| Outcome | Probability | Yes Bid | Yes Ask | 24h Change | Volume | |
|---|---|---|---|---|---|---|
| Evil Geniuses Academy | 0% | 0¢ | 0¢ | — | $0 | Trade → |
| Team Evictix | 0% | 0¢ | 0¢ | — | $0 | Trade → |
This market asks which team will win Map 2 of the VCL North America Stage 2 Swiss Stage 2026 match between Evil Geniuses Academy and Team Evictix. It matters because map-level outcomes affect match results, Swiss-stage standing, and provide information about team form and map-specific strengths.
VCL North America Stage 2 uses a Swiss-style phase where teams play multiple matches to determine advancement and elimination; many matches are best-of-three, making each map decisive for momentum and tiebreakers. Evil Geniuses Academy is the development roster for a major organization, often focused on skill development and talent exposure, while Team Evictix is a competing North American squad; both teams’ map pools and recent preparation will shape this specific map outcome.

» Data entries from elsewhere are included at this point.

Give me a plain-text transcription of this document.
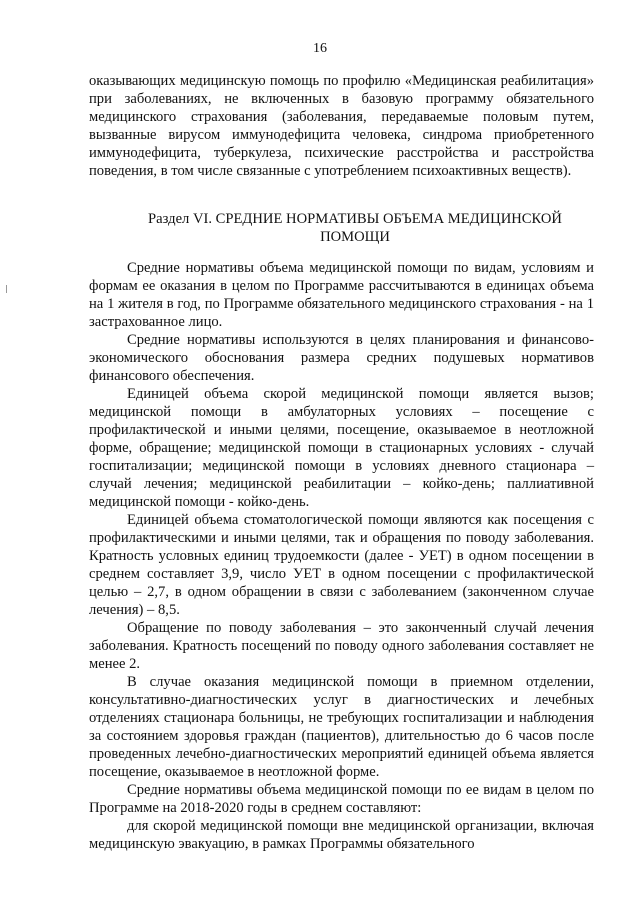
16

оказывающих медицинскую помощь по профилю «Медицинская реабилитация» при заболеваниях, не включенных в базовую программу обязательного медицинского страхования (заболевания, передаваемые половым путем, вызванные вирусом иммунодефицита человека, синдрома приобретенного иммунодефицита, туберкулеза, психические расстройства и расстройства поведения, в том числе связанные с употреблением психоактивных веществ).

Раздел VI. СРЕДНИЕ НОРМАТИВЫ ОБЪЕМА МЕДИЦИНСКОЙ ПОМОЩИ

Средние нормативы объема медицинской помощи по видам, условиям и формам ее оказания в целом по Программе рассчитываются в единицах объема на 1 жителя в год, по Программе обязательного медицинского страхования - на 1 застрахованное лицо.

Средние нормативы используются в целях планирования и финансово-экономического обоснования размера средних подушевых нормативов финансового обеспечения.

Единицей объема скорой медицинской помощи является вызов; медицинской помощи в амбулаторных условиях – посещение с профилактической и иными целями, посещение, оказываемое в неотложной форме, обращение; медицинской помощи в стационарных условиях - случай госпитализации; медицинской помощи в условиях дневного стационара – случай лечения; медицинской реабилитации – койко-день; паллиативной медицинской помощи - койко-день.

Единицей объема стоматологической помощи являются как посещения с профилактическими и иными целями, так и обращения по поводу заболевания. Кратность условных единиц трудоемкости (далее - УЕТ) в одном посещении в среднем составляет 3,9, число УЕТ в одном посещении с профилактической целью – 2,7, в одном обращении в связи с заболеванием (законченном случае лечения) – 8,5.

Обращение по поводу заболевания – это законченный случай лечения заболевания. Кратность посещений по поводу одного заболевания составляет не менее 2.

В случае оказания медицинской помощи в приемном отделении, консультативно-диагностических услуг в диагностических и лечебных отделениях стационара больницы, не требующих госпитализации и наблюдения за состоянием здоровья граждан (пациентов), длительностью до 6 часов после проведенных лечебно-диагностических мероприятий единицей объема является посещение, оказываемое в неотложной форме.

Средние нормативы объема медицинской помощи по ее видам в целом по Программе на 2018-2020 годы в среднем составляют:

для скорой медицинской помощи вне медицинской организации, включая медицинскую эвакуацию, в рамках Программы обязательного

Market prices reflect traders' collective view on the likelihood of each team winning Map 2 and will change as new information arrives (lineups, map vetoes, injury reports, pausing incidents). Use movements and liquidity to gauge how news or live performance is being priced, rather than as fixed predictions.
The market resolves when Map 2 of this match is completed and an official result is posted by tournament administrators; the winning team is the one that reaches the required rounds/round wins for that map under VCL rules or is awarded the map by match officials in case of forfeits or rulings.
In a Swiss-stage setting, teams may adapt risk profiles: a team facing an early loss may play more aggressively to force a comeback, while a leading team might emphasize stability and map control. Because each match affects standings, coaches may prioritize map-specific strategies that maximize the best-of-three outcome rather than long-term experimentation.
Key pre-match signals include the final map veto order and map pick, announced starting lineups or any last-minute roster changes, warmup performance and scrim chatter on social media, and official notices about server/venue conditions—each can materially change the projected balance for Map 2.
Roles that often swing a map are the primary duelist/fragger who produces entries and kills, the in-game leader who dictates mid-round decisions and reads, and support/controller players whose utility usage shapes site takes and defenses; look for players who consistently impact round outcomes on the specific map in question.
Resolution can be delayed or voided by match postponement, extended technical pauses without completion, tournament disqualification or roster eligibility rulings, or an official match cancellation; in such cases the platform’s market rules and the tournament’s official statements determine the final treatment.